Tip 1: Join TSA PreCheck. Although TSA has done a masterful job of marketing the program, which means that there are too many people who really shouldn’t be using the special lines, it still is the best way to get through security. The advantage is that you do not have to strip, nor remove your computer from its bag, even if you haven’t purchased the special laptop bag that TSA permits. If you have status with any airline except Southwest, you may have your application fee covered. Even if you don’t, pay the money and enjoy the trip that much more.

Tip 1a (corollary to Tip 1): If you travel internationally, join Global Entry. Just one opportunity to go straight to the computer terminals while hundreds of people are standing in line for immigration will show you the value of joining. It is the best $100 you will ever spend if you travel overseas. Also, if you join Global Entry you can get PreCheck.

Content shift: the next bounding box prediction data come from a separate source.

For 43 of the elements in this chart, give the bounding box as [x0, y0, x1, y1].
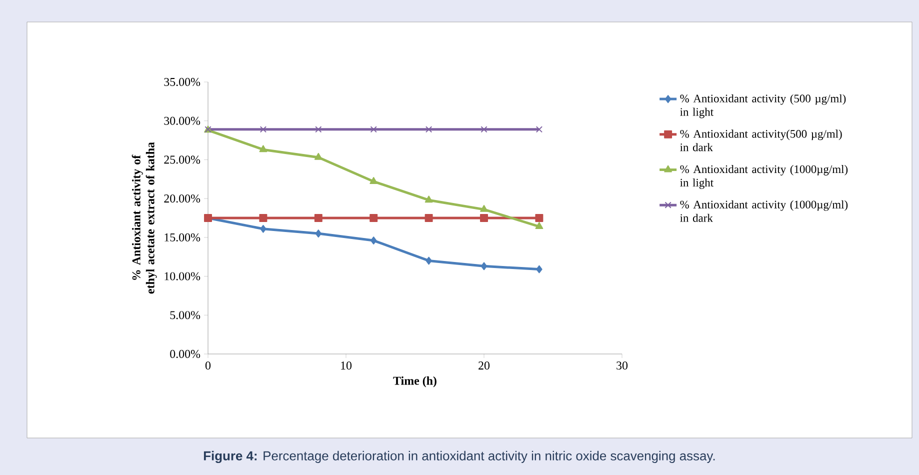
point	[480, 214, 488, 222]
point	[315, 230, 322, 238]
point	[314, 152, 322, 160]
point	[260, 224, 266, 233]
point	[260, 126, 267, 133]
point	[370, 236, 377, 245]
y-tick-label: 20.00%	[164, 194, 200, 203]
x-axis-title: Time (h)	[393, 376, 436, 388]
point	[370, 176, 378, 184]
point	[424, 196, 433, 203]
point	[315, 126, 322, 133]
point	[536, 265, 542, 274]
x-tick-label: 30	[616, 361, 628, 370]
y-tick-label: 25.00%	[164, 156, 200, 164]
y-tick-label: 0.00%	[170, 350, 200, 358]
text: Figure 4: Percentage deterioration in antioxidant activity in nitric oxide scavenging assay.	[204, 450, 715, 464]
point	[535, 222, 544, 230]
legend-label: % Antioxidant activity (500 µg/ml) in light	[680, 94, 846, 118]
x-tick-label: 0	[205, 361, 211, 370]
y-tick-label: 5.00%	[170, 311, 200, 320]
point	[370, 214, 378, 222]
x-tick-label: 10	[341, 361, 352, 370]
point	[535, 214, 544, 222]
point	[424, 214, 433, 222]
point	[259, 214, 268, 222]
legend-label: % Antioxidant activity (1000µg/ml) in dark	[680, 200, 848, 222]
x-tick-label: 20	[478, 361, 490, 370]
y-tick-label: 35.00%	[164, 78, 200, 86]
y-tick-label: 15.00%	[164, 233, 200, 242]
point	[426, 256, 432, 265]
point	[480, 126, 488, 133]
point	[536, 126, 543, 133]
point	[425, 126, 432, 133]
y-tick-label: 30.00%	[164, 116, 200, 125]
legend-label: % Antioxidant activity (1000µg/ml) in light	[680, 165, 848, 189]
point	[370, 126, 377, 133]
point	[259, 145, 268, 152]
point	[314, 214, 322, 222]
point	[480, 204, 488, 212]
y-axis-title: % Antioxiant activity of ethyl acetate extract of katha	[132, 142, 157, 294]
y-tick-label: 10.00%	[164, 272, 200, 280]
point	[480, 262, 488, 270]
legend-label: % Antioxidant activity(500 µg/ml) in dark	[680, 130, 842, 152]
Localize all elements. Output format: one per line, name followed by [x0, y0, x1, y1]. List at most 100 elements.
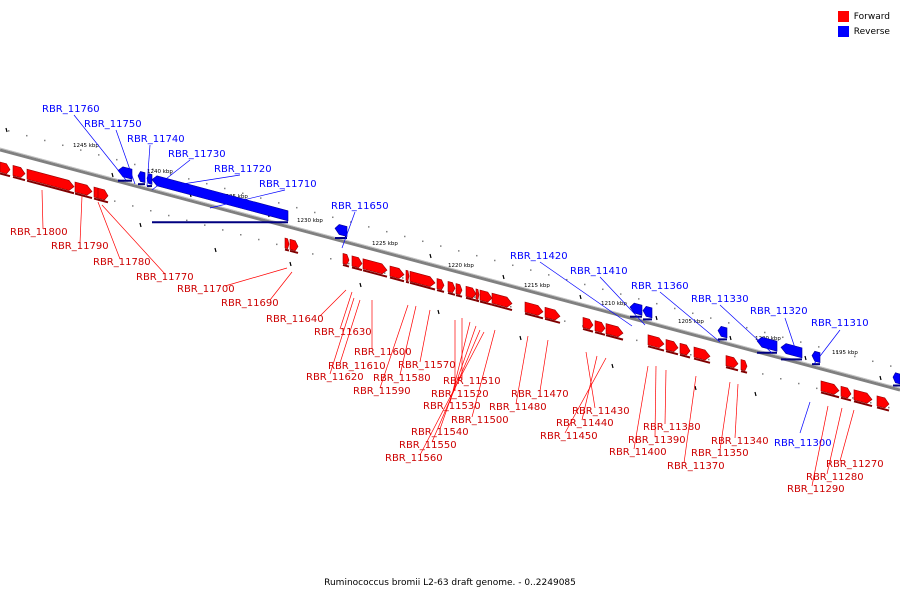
scale-dot	[690, 354, 692, 356]
scale-dot	[762, 373, 764, 375]
reverse-gene-label: RBR_11760	[42, 104, 100, 115]
forward-gene-label: RBR_11600	[354, 347, 412, 358]
forward-label-leader	[734, 383, 739, 439]
forward-gene-arrow	[389, 265, 405, 283]
scale-dot	[384, 272, 386, 274]
major-tick	[437, 309, 440, 315]
forward-gene-arrow	[455, 283, 463, 298]
forward-gene-label: RBR_11620	[306, 372, 364, 383]
forward-gene-label: RBR_11520	[431, 389, 489, 400]
scale-dot	[168, 214, 170, 217]
forward-label-leader	[471, 329, 496, 418]
scale-label: 1195 kbp	[832, 350, 858, 356]
scale-dot	[494, 259, 496, 262]
forward-gene-arrow	[725, 355, 739, 372]
scale-label: 1220 kbp	[448, 263, 474, 269]
forward-gene-arrow	[97, 187, 109, 204]
scale-dot	[692, 312, 694, 315]
scale-dot	[114, 200, 116, 202]
scale-label: 1210 kbp	[601, 301, 627, 307]
reverse-label-leader	[599, 276, 646, 326]
scale-dot	[674, 307, 676, 310]
scale-dot	[188, 178, 190, 180]
scale-dot	[620, 293, 622, 295]
reverse-gene-label: RBR_11310	[811, 318, 869, 329]
scale-dot	[816, 387, 818, 390]
forward-gene-label: RBR_11610	[328, 361, 386, 372]
forward-label-leader	[719, 381, 731, 451]
scale-dot	[62, 144, 64, 147]
scale-dot	[332, 216, 334, 219]
forward-gene-arrow	[479, 289, 493, 306]
scale-dot	[728, 322, 730, 324]
forward-gene-label: RBR_11700	[177, 284, 235, 295]
scale-dot	[278, 202, 280, 204]
reverse-gene-arrow	[629, 302, 643, 318]
forward-gene-arrow	[594, 320, 606, 336]
forward-gene-arrow	[284, 237, 290, 252]
reverse-gene-label: RBR_11300	[774, 438, 832, 449]
major-tick	[502, 274, 505, 280]
forward-gene-label: RBR_11510	[443, 376, 501, 387]
scale-dot	[150, 210, 152, 212]
scale-dot	[566, 278, 568, 281]
reverse-gene-label: RBR_11330	[691, 294, 749, 305]
scale-dot	[44, 139, 46, 142]
forward-label-leader	[97, 201, 121, 260]
reverse-gene-arrow	[146, 173, 153, 188]
forward-gene-label: RBR_11560	[385, 453, 443, 464]
forward-gene-label: RBR_11270	[826, 459, 884, 470]
forward-gene-label: RBR_11350	[691, 448, 749, 459]
map-caption: Ruminococcus bromii L2-63 draft genome. …	[324, 578, 576, 588]
scale-dot	[530, 269, 532, 271]
forward-gene-arrow	[820, 380, 840, 399]
forward-gene-arrow	[351, 255, 363, 271]
reverse-gene-arrow	[151, 175, 289, 224]
scale-dot	[314, 211, 316, 214]
forward-gene-label: RBR_11430	[572, 406, 630, 417]
forward-gene-arrow	[342, 253, 350, 268]
major-tick	[804, 355, 807, 361]
forward-gene-label: RBR_11580	[373, 373, 431, 384]
forward-label-leader	[449, 321, 471, 404]
reverse-gene-label: RBR_11740	[127, 134, 185, 145]
forward-gene-label: RBR_11640	[266, 314, 324, 325]
scale-dot	[476, 254, 478, 257]
scale-dot	[872, 360, 874, 363]
major-tick	[655, 315, 658, 321]
forward-gene-arrow	[876, 395, 890, 412]
reverse-gene-arrow	[334, 224, 348, 240]
scale-dot	[474, 296, 476, 298]
reverse-gene-arrow	[756, 336, 778, 354]
scale-dot	[798, 382, 800, 385]
forward-gene-arrow	[436, 278, 445, 293]
scale-dot	[710, 317, 712, 319]
scale-dot	[584, 283, 586, 286]
forward-label-leader	[839, 409, 855, 462]
forward-gene-label: RBR_11770	[136, 272, 194, 283]
reverse-label-leader	[341, 211, 356, 249]
major-tick	[879, 375, 882, 381]
forward-gene-label: RBR_11470	[511, 389, 569, 400]
forward-gene-arrow	[853, 389, 873, 407]
scale-dot	[186, 219, 188, 222]
scale-dot	[224, 187, 226, 190]
forward-label-leader	[41, 189, 44, 230]
reverse-label-leader	[209, 189, 286, 209]
forward-gene-arrow	[447, 281, 456, 296]
reverse-label-leader	[659, 291, 721, 343]
scale-dot	[276, 243, 278, 246]
forward-label-leader	[419, 309, 431, 363]
scale-dot	[80, 149, 82, 151]
reverse-label-leader	[146, 144, 151, 187]
forward-gene-label: RBR_11780	[93, 257, 151, 268]
forward-gene-label: RBR_11530	[423, 401, 481, 412]
forward-label-leader	[419, 331, 485, 456]
scale-dot	[510, 306, 512, 308]
forward-gene-arrow	[582, 317, 594, 333]
scale-dot	[800, 341, 802, 343]
forward-gene-arrow	[289, 238, 299, 254]
forward-gene-arrow	[679, 342, 691, 359]
forward-label-leader	[811, 405, 829, 487]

Tip 2: Don’t cut your airport time to the bone. Many business travelers arrive a few moments before their flights leave. Give yourself more time. Take advantage of clubs and lounges to get work done. If you miss your flight to get five extra minutes at the office, you really haven’t made your life any easier.

Tip 3: Don’t check a bag. On this front, do as I say, not as I do. I almost always check a bag if I’m traveling for more than three days. It’s probably not the brightest idea, but because I get a free checked bag as a United flyer, I don’t have to pay for it. Airports have responsibilities for many aspects of your trip, but moving bags is generally not one of them. If you can get away with a carry-on, do it.

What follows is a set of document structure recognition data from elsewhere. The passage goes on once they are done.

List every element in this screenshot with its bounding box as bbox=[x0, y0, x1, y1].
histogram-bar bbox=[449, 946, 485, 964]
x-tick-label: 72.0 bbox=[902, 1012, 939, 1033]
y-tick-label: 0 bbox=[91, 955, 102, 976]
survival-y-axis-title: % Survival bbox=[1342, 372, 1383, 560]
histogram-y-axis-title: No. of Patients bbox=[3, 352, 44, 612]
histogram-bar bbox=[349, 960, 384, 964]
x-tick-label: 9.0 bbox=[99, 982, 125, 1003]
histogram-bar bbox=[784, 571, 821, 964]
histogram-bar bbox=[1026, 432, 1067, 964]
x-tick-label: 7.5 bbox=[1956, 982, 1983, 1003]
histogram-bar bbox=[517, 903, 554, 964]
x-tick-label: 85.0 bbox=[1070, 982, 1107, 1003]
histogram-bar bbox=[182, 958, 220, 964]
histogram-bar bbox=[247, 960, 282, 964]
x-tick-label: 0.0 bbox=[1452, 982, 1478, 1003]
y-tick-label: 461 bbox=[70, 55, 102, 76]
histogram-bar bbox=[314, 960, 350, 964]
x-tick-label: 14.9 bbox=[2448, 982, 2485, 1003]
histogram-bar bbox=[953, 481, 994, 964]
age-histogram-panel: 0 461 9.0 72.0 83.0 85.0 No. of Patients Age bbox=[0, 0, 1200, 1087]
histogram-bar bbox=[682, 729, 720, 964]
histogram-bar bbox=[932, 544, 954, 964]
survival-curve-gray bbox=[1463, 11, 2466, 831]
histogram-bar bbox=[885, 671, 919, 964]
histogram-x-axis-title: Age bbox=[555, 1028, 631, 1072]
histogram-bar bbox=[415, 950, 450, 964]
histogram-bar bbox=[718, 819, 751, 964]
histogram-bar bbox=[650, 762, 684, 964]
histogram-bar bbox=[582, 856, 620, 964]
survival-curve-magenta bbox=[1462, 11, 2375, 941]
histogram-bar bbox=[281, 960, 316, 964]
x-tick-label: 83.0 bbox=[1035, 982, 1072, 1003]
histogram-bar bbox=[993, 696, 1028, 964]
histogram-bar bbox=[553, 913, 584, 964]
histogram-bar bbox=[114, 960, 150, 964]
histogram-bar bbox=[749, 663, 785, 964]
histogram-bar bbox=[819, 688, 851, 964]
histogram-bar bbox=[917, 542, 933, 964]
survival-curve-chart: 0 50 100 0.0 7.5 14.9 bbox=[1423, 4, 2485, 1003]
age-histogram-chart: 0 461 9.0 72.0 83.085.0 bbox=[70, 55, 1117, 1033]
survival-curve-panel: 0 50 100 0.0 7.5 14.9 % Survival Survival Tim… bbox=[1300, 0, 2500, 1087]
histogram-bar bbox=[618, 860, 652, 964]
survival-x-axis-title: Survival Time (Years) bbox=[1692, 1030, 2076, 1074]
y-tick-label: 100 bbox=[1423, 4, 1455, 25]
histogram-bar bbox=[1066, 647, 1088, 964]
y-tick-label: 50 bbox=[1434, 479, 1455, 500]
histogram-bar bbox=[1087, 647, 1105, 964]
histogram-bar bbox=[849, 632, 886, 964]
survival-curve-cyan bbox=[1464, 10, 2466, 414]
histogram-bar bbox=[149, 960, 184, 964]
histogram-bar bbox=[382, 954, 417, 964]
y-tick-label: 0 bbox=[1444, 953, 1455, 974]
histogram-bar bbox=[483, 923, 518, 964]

Tip 3a (corollary to Tip 3): Don’t do to your fellow passengers what you wouldn’t want done to you. What does this mean? It means, please don’t bring a 25-inch suitcase onboard. It doesn’t usually fit, especially if you’re flying on a small aircraft. Also, don’t try to bring four bags on board as carry-ons. It’s not fair to other travelers.

Tip 4: Take advantage of what’s at your fingertips. Use the airport. Many airports are investing in improved concession programs. This means better dining and shopping opportunities. This can save you time. Instead of spending your weekends shopping, you can do it before you board or even when you arrive at your destination. If you go through Pittsburgh, Pa.; Portland, Ore.; or Baltimore, Md., for example, you should save yourself some time on Saturday by shopping on Wednesday instead.

Tip 5: Consider a great dining experience—while you wait for your flight. Those great restaurants and restaurateurs you’ve heard of on Food Network or read about—they’re at the airport. More name chefs are bringing their brands to the airport. BarSymon in Pittsburgh is a great example. The chef is a frequent visitor and makes sure that the restaurant meets his standards. San Diego International has a number of local restaurateurs represented. More and more, the people who own restaurants are bringing their brands and names to their local airports.

Travel is stressful. You’re often running from one place to the other, concerned about unexpected security delays, boarding times, work deadlines and getting home to loved ones. Take advantage of these tips, and they might alleviate some of that stress. You might even find yourself at the gate with time for a good cup of coffee, an authentic meal or a fun shopping experience.